The award was announced on July 3, 2024, at the banquet of the 40th International Conference on Thermoelectrics (ICT 2024) in Krakow, Poland.
The 2024 Goldsmid Award committee, appointed by the ITS President, has the authority to appoint up to six other non-ITS Board members representing various geographical regions to form the selection panel. Members reviewed the nominations using rigorous criteria and chose Shi for the award.
Shi’s productivity during the 24 months preceding the conference led to his selection. Criteria for the nomination package included journal articles, presentations at local, national, and international meetings, invited seminars and colloquia, other recognition, and letters of reference.
Shi is no stranger to excellence. On May 12, he won the Dan E. Wells Outstanding Dissertation Award from the College of Natural Science and Mathematics, receiving a cash prize and certificate for his work entitled “Advancing Nontoxic, Antimony-based 1-2-2-type Thermoelectric Zintls.” He was also the lead author on a paper published on May 16 in the journal Science, where he and colleagues in the Ren group reported a new approach to predict the realization of band convergence in a series of materials.
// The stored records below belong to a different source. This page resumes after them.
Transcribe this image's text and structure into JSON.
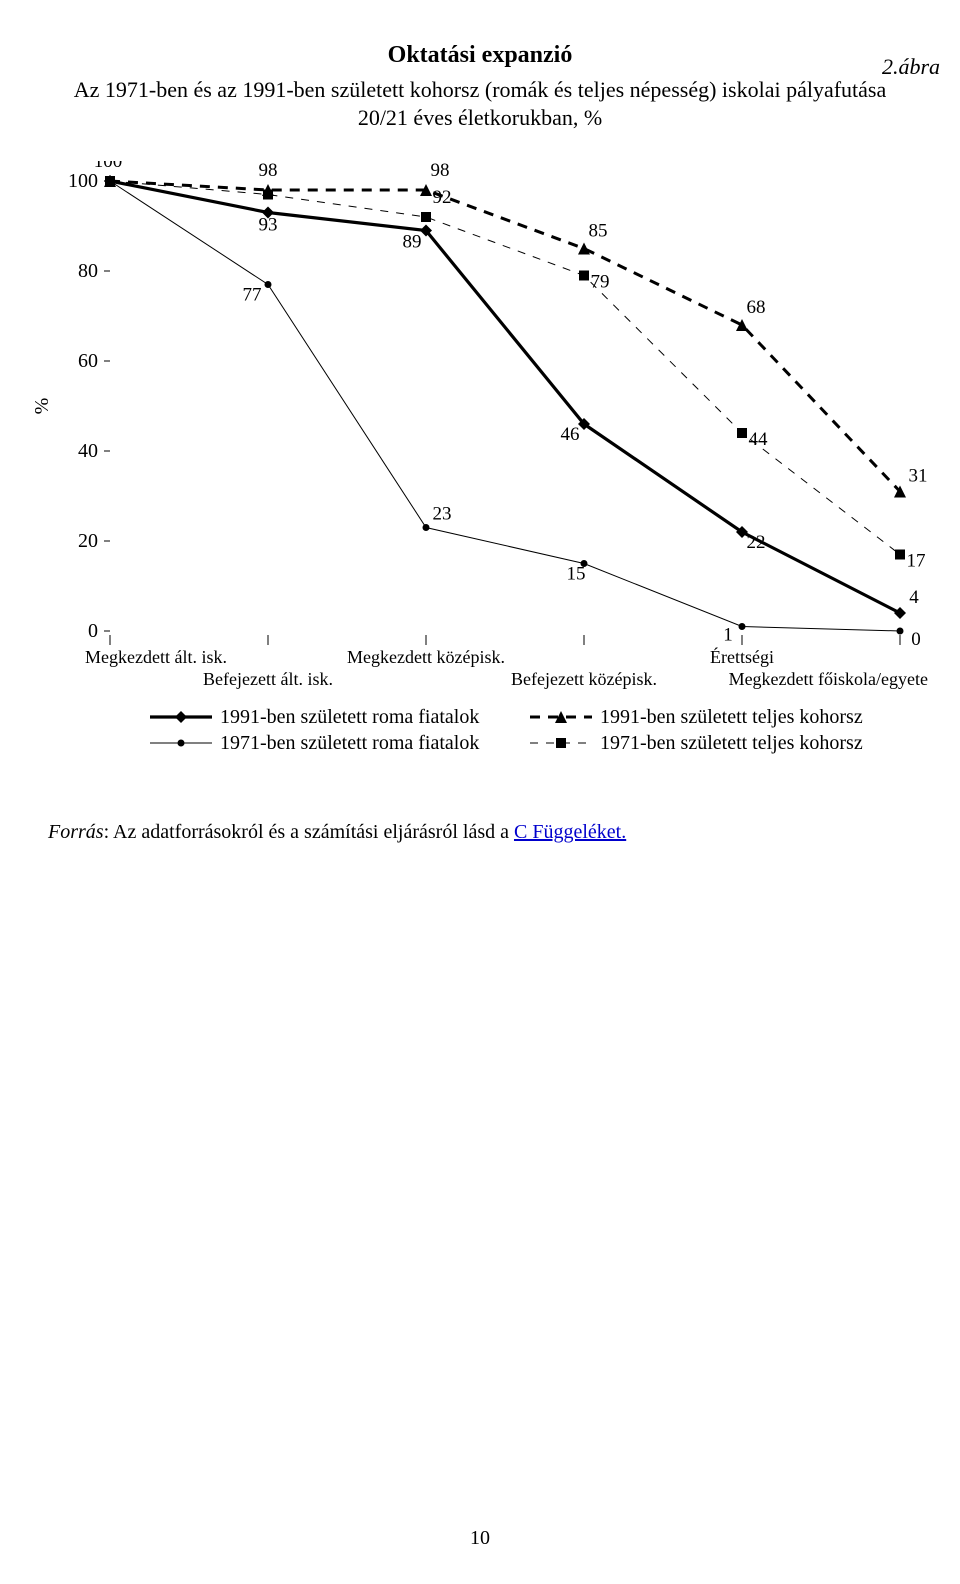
{
  "figure_label": "2.ábra",
  "title": "Oktatási expanzió",
  "subtitle1": "Az 1971-ben és az 1991-ben született kohorsz (romák és teljes népesség) iskolai pályafutása",
  "subtitle2": "20/21 éves életkorukban, %",
  "chart": {
    "type": "line",
    "background_color": "#ffffff",
    "axis_color": "#000000",
    "text_color": "#000000",
    "ylabel": "%",
    "ylim": [
      0,
      100
    ],
    "yticks": [
      0,
      20,
      40,
      60,
      80,
      100
    ],
    "categories": [
      "Megkezdett ált. isk.",
      "Befejezett ált. isk.",
      "Megkezdett középisk.",
      "Befejezett középisk.",
      "Érettségi",
      "Megkezdett főiskola/egyete"
    ],
    "category_label_row": [
      0,
      1,
      0,
      1,
      0,
      1
    ],
    "category_label_fontsize": 18,
    "axis_fontsize": 20,
    "value_label_fontsize": 19,
    "legend_fontsize": 20,
    "series": [
      {
        "id": "roma_1991",
        "label": "1991-ben született roma fiatalok",
        "values": [
          100,
          93,
          89,
          46,
          22,
          4
        ],
        "label_offsets": [
          [
            -2,
            -14
          ],
          [
            0,
            18
          ],
          [
            -14,
            17
          ],
          [
            -14,
            16
          ],
          [
            14,
            16
          ],
          [
            14,
            -10
          ]
        ],
        "color": "#000000",
        "line_width": 3.2,
        "dash": "none",
        "marker": "diamond",
        "marker_size": 6
      },
      {
        "id": "total_1991",
        "label": "1991-ben született teljes kohorsz",
        "values": [
          100,
          98,
          98,
          85,
          68,
          31
        ],
        "label_offsets": [
          [
            0,
            0
          ],
          [
            0,
            -14
          ],
          [
            14,
            -14
          ],
          [
            14,
            -12
          ],
          [
            14,
            -12
          ],
          [
            18,
            -10
          ]
        ],
        "color": "#000000",
        "line_width": 3.0,
        "dash": "10,8",
        "marker": "triangle",
        "marker_size": 6
      },
      {
        "id": "roma_1971",
        "label": "1971-ben született roma fiatalok",
        "values": [
          100,
          77,
          23,
          15,
          1,
          0
        ],
        "label_offsets": [
          [
            0,
            0
          ],
          [
            -16,
            16
          ],
          [
            16,
            -8
          ],
          [
            -8,
            16
          ],
          [
            -14,
            14
          ],
          [
            16,
            14
          ]
        ],
        "color": "#000000",
        "line_width": 1.0,
        "dash": "none",
        "marker": "circle",
        "marker_size": 3.5
      },
      {
        "id": "total_1971",
        "label": "1971-ben született teljes kohorsz",
        "values": [
          100,
          97,
          92,
          79,
          44,
          17
        ],
        "label_offsets": [
          [
            0,
            0
          ],
          [
            0,
            0
          ],
          [
            16,
            -14
          ],
          [
            16,
            12
          ],
          [
            16,
            12
          ],
          [
            16,
            12
          ]
        ],
        "color": "#000000",
        "line_width": 1.0,
        "dash": "8,8",
        "marker": "square",
        "marker_size": 5
      }
    ],
    "legend_layout": [
      [
        "roma_1991",
        "total_1991"
      ],
      [
        "roma_1971",
        "total_1971"
      ]
    ]
  },
  "source_prefix": "Forrás",
  "source_text": ": Az adatforrásokról és a számítási eljárásról lásd a ",
  "source_link": "C Függeléket.",
  "page_number": "10"
}
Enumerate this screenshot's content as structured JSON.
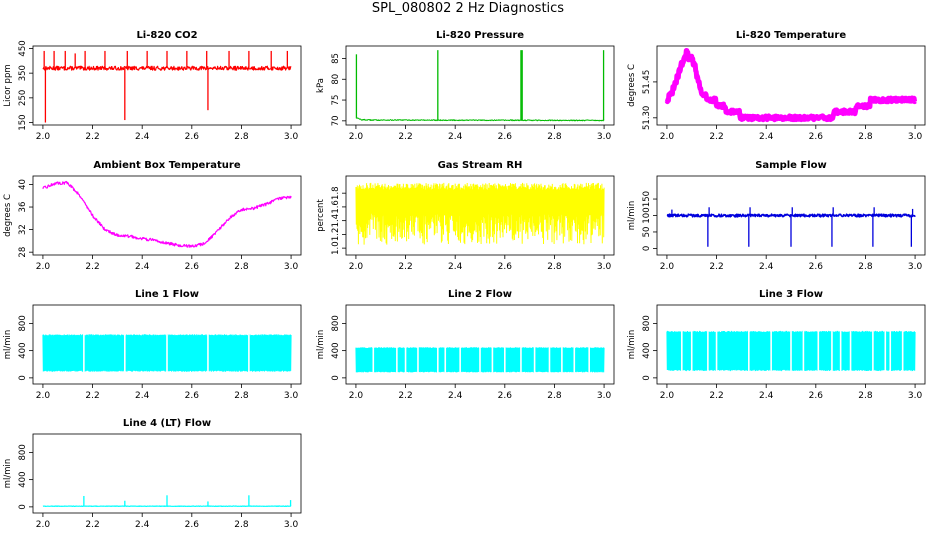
{
  "page": {
    "title": "SPL_080802  2 Hz Diagnostics"
  },
  "chart_data": [
    {
      "type": "line",
      "title": "Li-820 CO2",
      "ylabel": "Licor ppm",
      "color": "#ff0000",
      "xlim": [
        2.0,
        3.0
      ],
      "ylim": [
        140,
        460
      ],
      "xticks": [
        "2.0",
        "2.2",
        "2.4",
        "2.6",
        "2.8",
        "3.0"
      ],
      "yticks": [
        "150",
        "250",
        "350",
        "450"
      ],
      "series": [
        {
          "baseline": 370,
          "noise": 8,
          "linewidth": 1.2,
          "spikes": [
            {
              "x": 2.005,
              "y": 440
            },
            {
              "x": 2.01,
              "y": 150
            },
            {
              "x": 2.045,
              "y": 440
            },
            {
              "x": 2.09,
              "y": 440
            },
            {
              "x": 2.13,
              "y": 430
            },
            {
              "x": 2.17,
              "y": 440
            },
            {
              "x": 2.25,
              "y": 440
            },
            {
              "x": 2.33,
              "y": 160
            },
            {
              "x": 2.34,
              "y": 440
            },
            {
              "x": 2.42,
              "y": 440
            },
            {
              "x": 2.5,
              "y": 440
            },
            {
              "x": 2.58,
              "y": 440
            },
            {
              "x": 2.66,
              "y": 440
            },
            {
              "x": 2.665,
              "y": 200
            },
            {
              "x": 2.75,
              "y": 440
            },
            {
              "x": 2.83,
              "y": 440
            },
            {
              "x": 2.92,
              "y": 440
            },
            {
              "x": 2.985,
              "y": 440
            }
          ]
        }
      ]
    },
    {
      "type": "line",
      "title": "Li-820 Pressure",
      "ylabel": "kPa",
      "color": "#00bb00",
      "xlim": [
        2.0,
        3.0
      ],
      "ylim": [
        69,
        88
      ],
      "xticks": [
        "2.0",
        "2.2",
        "2.4",
        "2.6",
        "2.8",
        "3.0"
      ],
      "yticks": [
        "70",
        "75",
        "80",
        "85"
      ],
      "series": [
        {
          "baseline": 70.2,
          "noise": 0.12,
          "linewidth": 1,
          "points": [
            [
              2.0,
              70.8
            ],
            [
              2.02,
              70.3
            ],
            [
              2.05,
              70.2
            ],
            [
              3.0,
              70.1
            ]
          ],
          "spikes": [
            {
              "x": 2.002,
              "y": 86
            },
            {
              "x": 2.33,
              "y": 87
            },
            {
              "x": 2.665,
              "y": 87
            },
            {
              "x": 2.67,
              "y": 87
            },
            {
              "x": 2.998,
              "y": 87
            }
          ]
        }
      ]
    },
    {
      "type": "line",
      "title": "Li-820 Temperature",
      "ylabel": "degrees C",
      "color": "#ff00ff",
      "xlim": [
        2.0,
        3.0
      ],
      "ylim": [
        51.27,
        51.6
      ],
      "xticks": [
        "2.0",
        "2.2",
        "2.4",
        "2.6",
        "2.8",
        "3.0"
      ],
      "yticks": [
        "51.30",
        "51.45"
      ],
      "series": [
        {
          "noise": 0.008,
          "linewidth": 5,
          "step": 0.025,
          "points": [
            [
              2.0,
              51.38
            ],
            [
              2.02,
              51.4
            ],
            [
              2.05,
              51.5
            ],
            [
              2.08,
              51.57
            ],
            [
              2.11,
              51.53
            ],
            [
              2.14,
              51.4
            ],
            [
              2.2,
              51.36
            ],
            [
              2.25,
              51.33
            ],
            [
              2.3,
              51.31
            ],
            [
              2.45,
              51.3
            ],
            [
              2.65,
              51.3
            ],
            [
              2.7,
              51.33
            ],
            [
              2.75,
              51.33
            ],
            [
              2.78,
              51.35
            ],
            [
              2.8,
              51.35
            ],
            [
              2.83,
              51.37
            ],
            [
              2.9,
              51.37
            ],
            [
              3.0,
              51.37
            ]
          ]
        }
      ]
    },
    {
      "type": "line",
      "title": "Ambient Box Temperature",
      "ylabel": "degrees C",
      "color": "#ff00ff",
      "xlim": [
        2.0,
        3.0
      ],
      "ylim": [
        27.5,
        41.5
      ],
      "xticks": [
        "2.0",
        "2.2",
        "2.4",
        "2.6",
        "2.8",
        "3.0"
      ],
      "yticks": [
        "28",
        "32",
        "36",
        "40"
      ],
      "series": [
        {
          "noise": 0.25,
          "linewidth": 1.2,
          "points": [
            [
              2.0,
              39.3
            ],
            [
              2.05,
              40.2
            ],
            [
              2.1,
              40.3
            ],
            [
              2.15,
              38.0
            ],
            [
              2.2,
              34.5
            ],
            [
              2.25,
              32.0
            ],
            [
              2.3,
              31.0
            ],
            [
              2.35,
              30.8
            ],
            [
              2.4,
              30.4
            ],
            [
              2.45,
              30.1
            ],
            [
              2.5,
              29.6
            ],
            [
              2.55,
              29.2
            ],
            [
              2.6,
              29.0
            ],
            [
              2.65,
              29.5
            ],
            [
              2.7,
              31.5
            ],
            [
              2.75,
              34.0
            ],
            [
              2.8,
              35.5
            ],
            [
              2.85,
              35.8
            ],
            [
              2.9,
              36.5
            ],
            [
              2.95,
              37.5
            ],
            [
              3.0,
              37.8
            ]
          ]
        }
      ]
    },
    {
      "type": "line",
      "title": "Gas Stream RH",
      "ylabel": "percent",
      "color": "#ffff00",
      "xlim": [
        2.0,
        3.0
      ],
      "ylim": [
        0.9,
        2.05
      ],
      "xticks": [
        "2.0",
        "2.2",
        "2.4",
        "2.6",
        "2.8",
        "3.0"
      ],
      "yticks": [
        "1.0",
        "1.2",
        "1.4",
        "1.6",
        "1.8"
      ],
      "series": [
        {
          "band": [
            1.05,
            1.95
          ],
          "core": [
            1.3,
            1.85
          ],
          "linewidth": 1
        }
      ]
    },
    {
      "type": "line",
      "title": "Sample Flow",
      "ylabel": "ml/min",
      "color": "#0000dd",
      "xlim": [
        2.0,
        3.0
      ],
      "ylim": [
        -20,
        220
      ],
      "xticks": [
        "2.0",
        "2.2",
        "2.4",
        "2.6",
        "2.8",
        "3.0"
      ],
      "yticks": [
        "0",
        "50",
        "100",
        "150"
      ],
      "series": [
        {
          "baseline": 100,
          "noise": 4,
          "linewidth": 1.6,
          "spikes": [
            {
              "x": 2.02,
              "y": 118
            },
            {
              "x": 2.165,
              "y": 5
            },
            {
              "x": 2.17,
              "y": 125
            },
            {
              "x": 2.33,
              "y": 5
            },
            {
              "x": 2.335,
              "y": 125
            },
            {
              "x": 2.5,
              "y": 5
            },
            {
              "x": 2.505,
              "y": 125
            },
            {
              "x": 2.665,
              "y": 5
            },
            {
              "x": 2.67,
              "y": 125
            },
            {
              "x": 2.83,
              "y": 5
            },
            {
              "x": 2.835,
              "y": 125
            },
            {
              "x": 2.985,
              "y": 5
            },
            {
              "x": 2.99,
              "y": 120
            }
          ]
        }
      ]
    },
    {
      "type": "line",
      "title": "Line 1 Flow",
      "ylabel": "ml/min",
      "color": "#00ffff",
      "xlim": [
        2.0,
        3.0
      ],
      "ylim": [
        -90,
        1070
      ],
      "xticks": [
        "2.0",
        "2.2",
        "2.4",
        "2.6",
        "2.8",
        "3.0"
      ],
      "yticks": [
        "0",
        "400",
        "800"
      ],
      "series": [
        {
          "band": [
            90,
            640
          ],
          "linewidth": 1,
          "gaps": [
            2.165,
            2.33,
            2.5,
            2.665,
            2.83
          ],
          "spikes": [
            {
              "x": 2.998,
              "y": 580
            }
          ]
        }
      ]
    },
    {
      "type": "line",
      "title": "Line 2 Flow",
      "ylabel": "ml/min",
      "color": "#00ffff",
      "xlim": [
        2.0,
        3.0
      ],
      "ylim": [
        -90,
        1070
      ],
      "xticks": [
        "2.0",
        "2.2",
        "2.4",
        "2.6",
        "2.8",
        "3.0"
      ],
      "yticks": [
        "0",
        "400",
        "800"
      ],
      "series": [
        {
          "band": [
            80,
            450
          ],
          "linewidth": 1,
          "gaps": [
            2.07,
            2.165,
            2.2,
            2.25,
            2.33,
            2.36,
            2.42,
            2.5,
            2.55,
            2.6,
            2.665,
            2.72,
            2.78,
            2.83,
            2.88,
            2.94
          ]
        }
      ]
    },
    {
      "type": "line",
      "title": "Line 3 Flow",
      "ylabel": "ml/min",
      "color": "#00ffff",
      "xlim": [
        2.0,
        3.0
      ],
      "ylim": [
        -90,
        1070
      ],
      "xticks": [
        "2.0",
        "2.2",
        "2.4",
        "2.6",
        "2.8",
        "3.0"
      ],
      "yticks": [
        "0",
        "400",
        "800"
      ],
      "series": [
        {
          "band": [
            100,
            690
          ],
          "linewidth": 1,
          "gaps": [
            2.06,
            2.1,
            2.165,
            2.2,
            2.33,
            2.42,
            2.5,
            2.55,
            2.61,
            2.665,
            2.7,
            2.74,
            2.83,
            2.88,
            2.9,
            2.95
          ]
        }
      ]
    },
    {
      "type": "line",
      "title": "Line 4 (LT) Flow",
      "ylabel": "ml/min",
      "color": "#00ffff",
      "xlim": [
        2.0,
        3.0
      ],
      "ylim": [
        -90,
        1070
      ],
      "xticks": [
        "2.0",
        "2.2",
        "2.4",
        "2.6",
        "2.8",
        "3.0"
      ],
      "yticks": [
        "0",
        "400",
        "800"
      ],
      "series": [
        {
          "baseline": 10,
          "noise": 3,
          "linewidth": 1.2,
          "spikes": [
            {
              "x": 2.165,
              "y": 160
            },
            {
              "x": 2.33,
              "y": 90
            },
            {
              "x": 2.5,
              "y": 170
            },
            {
              "x": 2.665,
              "y": 80
            },
            {
              "x": 2.83,
              "y": 170
            },
            {
              "x": 2.998,
              "y": 100
            }
          ]
        }
      ]
    }
  ]
}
The method allows researchers to boost band convergence without a traditional time-consuming trial-and-error approach.
In a remarkable occurrence, Shi’s advisor, Dr. Zhifeng Ren, was awarded the 2024 ITS Outstanding Achievement in Thermoelectrics Award, which recognizes the highest achievement in scholarship and service to the thermoelectrics community.
When Shi was contacted, he said, “Besides feeling honored, I am elated that I have won my award in the same year as my mentor. This is the first time in ITS history that an advisor and his student have been honored.”
Shi took on a new position working as a postdoctoral fellow in Zhifeng Ren’s group at UH on June 1, 2024.